It seems everyone and his/her mom knows about the General Motors ignition switch recall, but that doesn’t mean everyone is running to his/her local dealership to get the fix. Hence, GM hopes a new, unconventional marketing campaign on Facebook and other pertinent sites will have owners click on the ad to encourage them to have their ignition switches replaced.
Over 2.2 million U.S. cars have been recalled, but about 1 million still need to be fixed. The challenge to get the “unengaged audience” engaged led GM to use its marketers to create a campaign to reach out to these folks.
But, truth be told, GM has already spoken to make of them. According to Automotive News, some owners “have only one car and busy schedules with children,” while others merely have followed GM’s instructions to remove all extraneous items from the key chain and think that’s good enough. In order to create more urgency and persuasion to get the cars fixed, GM hooked up with analytics company Acxiom Corp. to place recall ads on popular websites.
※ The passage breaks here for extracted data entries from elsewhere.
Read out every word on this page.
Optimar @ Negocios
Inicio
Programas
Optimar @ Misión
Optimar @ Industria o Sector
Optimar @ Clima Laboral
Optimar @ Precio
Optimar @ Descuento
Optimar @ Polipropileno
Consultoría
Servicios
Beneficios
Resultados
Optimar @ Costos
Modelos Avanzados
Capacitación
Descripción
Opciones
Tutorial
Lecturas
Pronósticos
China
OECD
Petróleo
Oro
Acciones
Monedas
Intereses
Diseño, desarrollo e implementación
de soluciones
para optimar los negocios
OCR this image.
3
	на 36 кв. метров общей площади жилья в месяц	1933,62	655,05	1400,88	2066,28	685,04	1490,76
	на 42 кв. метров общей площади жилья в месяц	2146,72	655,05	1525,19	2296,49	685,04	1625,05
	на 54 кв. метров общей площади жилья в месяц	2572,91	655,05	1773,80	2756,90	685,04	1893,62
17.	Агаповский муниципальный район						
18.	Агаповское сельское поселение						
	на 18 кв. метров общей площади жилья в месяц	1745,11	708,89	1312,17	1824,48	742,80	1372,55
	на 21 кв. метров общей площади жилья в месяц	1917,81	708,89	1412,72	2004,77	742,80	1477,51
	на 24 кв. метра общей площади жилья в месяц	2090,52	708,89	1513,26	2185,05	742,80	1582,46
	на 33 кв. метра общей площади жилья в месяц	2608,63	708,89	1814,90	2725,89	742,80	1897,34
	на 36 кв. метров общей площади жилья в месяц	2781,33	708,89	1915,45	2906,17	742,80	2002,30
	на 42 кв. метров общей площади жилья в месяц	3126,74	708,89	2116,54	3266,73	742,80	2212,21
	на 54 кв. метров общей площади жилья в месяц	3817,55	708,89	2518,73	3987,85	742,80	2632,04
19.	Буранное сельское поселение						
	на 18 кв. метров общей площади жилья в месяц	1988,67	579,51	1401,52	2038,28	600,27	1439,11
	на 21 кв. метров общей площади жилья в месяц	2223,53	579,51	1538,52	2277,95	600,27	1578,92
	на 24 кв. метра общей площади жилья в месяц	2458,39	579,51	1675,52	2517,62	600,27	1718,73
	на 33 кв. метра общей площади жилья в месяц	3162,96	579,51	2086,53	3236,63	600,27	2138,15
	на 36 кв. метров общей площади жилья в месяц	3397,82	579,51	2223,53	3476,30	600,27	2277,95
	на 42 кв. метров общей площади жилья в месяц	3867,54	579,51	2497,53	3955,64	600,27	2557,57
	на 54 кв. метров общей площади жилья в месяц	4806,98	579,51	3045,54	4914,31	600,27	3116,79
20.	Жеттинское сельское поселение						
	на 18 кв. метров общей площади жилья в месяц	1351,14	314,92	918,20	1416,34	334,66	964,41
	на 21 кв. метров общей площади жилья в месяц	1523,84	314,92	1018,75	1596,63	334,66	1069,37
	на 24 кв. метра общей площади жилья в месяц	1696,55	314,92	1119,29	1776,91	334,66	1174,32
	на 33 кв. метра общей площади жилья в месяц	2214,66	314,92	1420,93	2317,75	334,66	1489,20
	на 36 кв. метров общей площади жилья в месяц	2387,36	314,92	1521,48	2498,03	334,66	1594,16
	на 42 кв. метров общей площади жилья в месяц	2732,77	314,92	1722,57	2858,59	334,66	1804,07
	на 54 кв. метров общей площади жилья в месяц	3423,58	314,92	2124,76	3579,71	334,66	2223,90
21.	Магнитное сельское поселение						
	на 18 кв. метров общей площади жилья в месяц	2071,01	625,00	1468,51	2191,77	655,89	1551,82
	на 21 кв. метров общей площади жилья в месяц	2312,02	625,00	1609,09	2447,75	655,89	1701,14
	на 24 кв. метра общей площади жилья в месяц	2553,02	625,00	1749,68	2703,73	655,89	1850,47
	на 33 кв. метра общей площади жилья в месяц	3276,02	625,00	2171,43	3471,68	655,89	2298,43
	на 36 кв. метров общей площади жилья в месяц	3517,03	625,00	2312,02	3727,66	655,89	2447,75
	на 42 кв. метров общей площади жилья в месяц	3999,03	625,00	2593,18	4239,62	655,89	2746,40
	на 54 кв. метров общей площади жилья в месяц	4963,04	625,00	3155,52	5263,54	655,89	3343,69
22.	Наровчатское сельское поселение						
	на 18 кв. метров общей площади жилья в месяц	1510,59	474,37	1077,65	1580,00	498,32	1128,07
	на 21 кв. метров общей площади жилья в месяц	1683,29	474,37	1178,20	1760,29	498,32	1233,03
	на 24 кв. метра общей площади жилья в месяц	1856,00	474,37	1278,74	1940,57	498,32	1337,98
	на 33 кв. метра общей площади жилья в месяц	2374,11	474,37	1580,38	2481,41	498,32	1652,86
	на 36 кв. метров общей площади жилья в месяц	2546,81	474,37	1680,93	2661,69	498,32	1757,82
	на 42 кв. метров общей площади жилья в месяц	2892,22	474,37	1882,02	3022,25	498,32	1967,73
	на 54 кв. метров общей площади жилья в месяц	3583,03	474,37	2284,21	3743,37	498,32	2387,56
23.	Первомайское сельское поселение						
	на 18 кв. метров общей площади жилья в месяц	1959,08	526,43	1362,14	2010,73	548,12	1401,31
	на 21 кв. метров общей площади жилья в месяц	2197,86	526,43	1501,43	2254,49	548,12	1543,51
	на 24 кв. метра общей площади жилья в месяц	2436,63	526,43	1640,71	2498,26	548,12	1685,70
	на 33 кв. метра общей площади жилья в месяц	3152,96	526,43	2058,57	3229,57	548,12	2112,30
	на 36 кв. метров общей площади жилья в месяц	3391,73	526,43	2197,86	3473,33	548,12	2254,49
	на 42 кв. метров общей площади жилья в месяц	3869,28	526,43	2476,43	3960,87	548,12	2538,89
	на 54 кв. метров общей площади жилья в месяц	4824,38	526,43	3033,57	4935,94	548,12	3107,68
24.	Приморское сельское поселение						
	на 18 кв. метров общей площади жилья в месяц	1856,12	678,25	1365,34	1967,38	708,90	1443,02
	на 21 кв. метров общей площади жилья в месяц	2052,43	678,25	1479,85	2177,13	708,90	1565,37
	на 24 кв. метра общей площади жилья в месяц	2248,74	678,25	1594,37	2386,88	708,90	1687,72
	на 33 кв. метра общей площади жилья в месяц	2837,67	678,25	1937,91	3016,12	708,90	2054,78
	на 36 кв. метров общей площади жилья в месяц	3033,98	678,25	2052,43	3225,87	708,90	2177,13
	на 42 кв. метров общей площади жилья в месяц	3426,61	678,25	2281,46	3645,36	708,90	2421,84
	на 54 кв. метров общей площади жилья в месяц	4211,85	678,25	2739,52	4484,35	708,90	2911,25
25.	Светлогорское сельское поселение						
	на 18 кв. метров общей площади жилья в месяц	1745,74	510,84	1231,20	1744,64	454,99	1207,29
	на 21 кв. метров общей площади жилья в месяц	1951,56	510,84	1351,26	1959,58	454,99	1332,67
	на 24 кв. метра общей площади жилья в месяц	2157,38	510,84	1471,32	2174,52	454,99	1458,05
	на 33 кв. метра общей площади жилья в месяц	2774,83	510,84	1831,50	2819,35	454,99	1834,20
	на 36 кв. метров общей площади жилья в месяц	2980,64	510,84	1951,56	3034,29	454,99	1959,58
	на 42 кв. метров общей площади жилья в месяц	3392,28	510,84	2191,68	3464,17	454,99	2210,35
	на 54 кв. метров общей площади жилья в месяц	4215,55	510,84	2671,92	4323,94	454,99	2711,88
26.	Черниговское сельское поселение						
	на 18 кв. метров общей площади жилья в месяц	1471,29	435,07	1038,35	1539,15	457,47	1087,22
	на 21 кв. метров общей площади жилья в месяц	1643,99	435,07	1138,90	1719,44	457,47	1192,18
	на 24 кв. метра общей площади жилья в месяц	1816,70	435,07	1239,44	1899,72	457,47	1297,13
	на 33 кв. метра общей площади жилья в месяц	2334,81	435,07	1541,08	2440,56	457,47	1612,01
But they’re not your usual ads: GM gave Acxiom a list of the “unengaged audience,” then acts as a go-between due to privacy laws, matching car owners with accounts on Facebook, MSN, AOL, and other sites. The ads magically appear on the users’ home pages with a link to a site that explains how to get their recalled GM products repaired. This method isn’t new, however − The New York Times has reported that political campaigns have used the same method to reach their audience.
According to GM’s executive director of global marketing operations, Megan Stooke, this manner of reaching out to people is “quite groundbreaking in terms of digital marketing.”
“It gives us this safe environment where we can match our owners and serve up that message one by one,” Stooke added.
Mike Rozembajgier, the vice president at Stericycle Inc. (a consulting company that advises automotive and other companies on managing recalls), said the large scope of the recalls has made it difficult for the message to get to consumers and for them to act on it − he calls it “recall fatigue.”
“Eventually it all just becomes noise,” Rozembajgier said. GM’s effort to reach out to the 1 million “is a great way to battle that fatigue with a laser focus that delivers the message to them in an environment where they’re already spending time.”
In addition, GM is reaching out to about 100,000 owners who are less likely to be active online by opening a dedicated call center in New York with 72 advisers.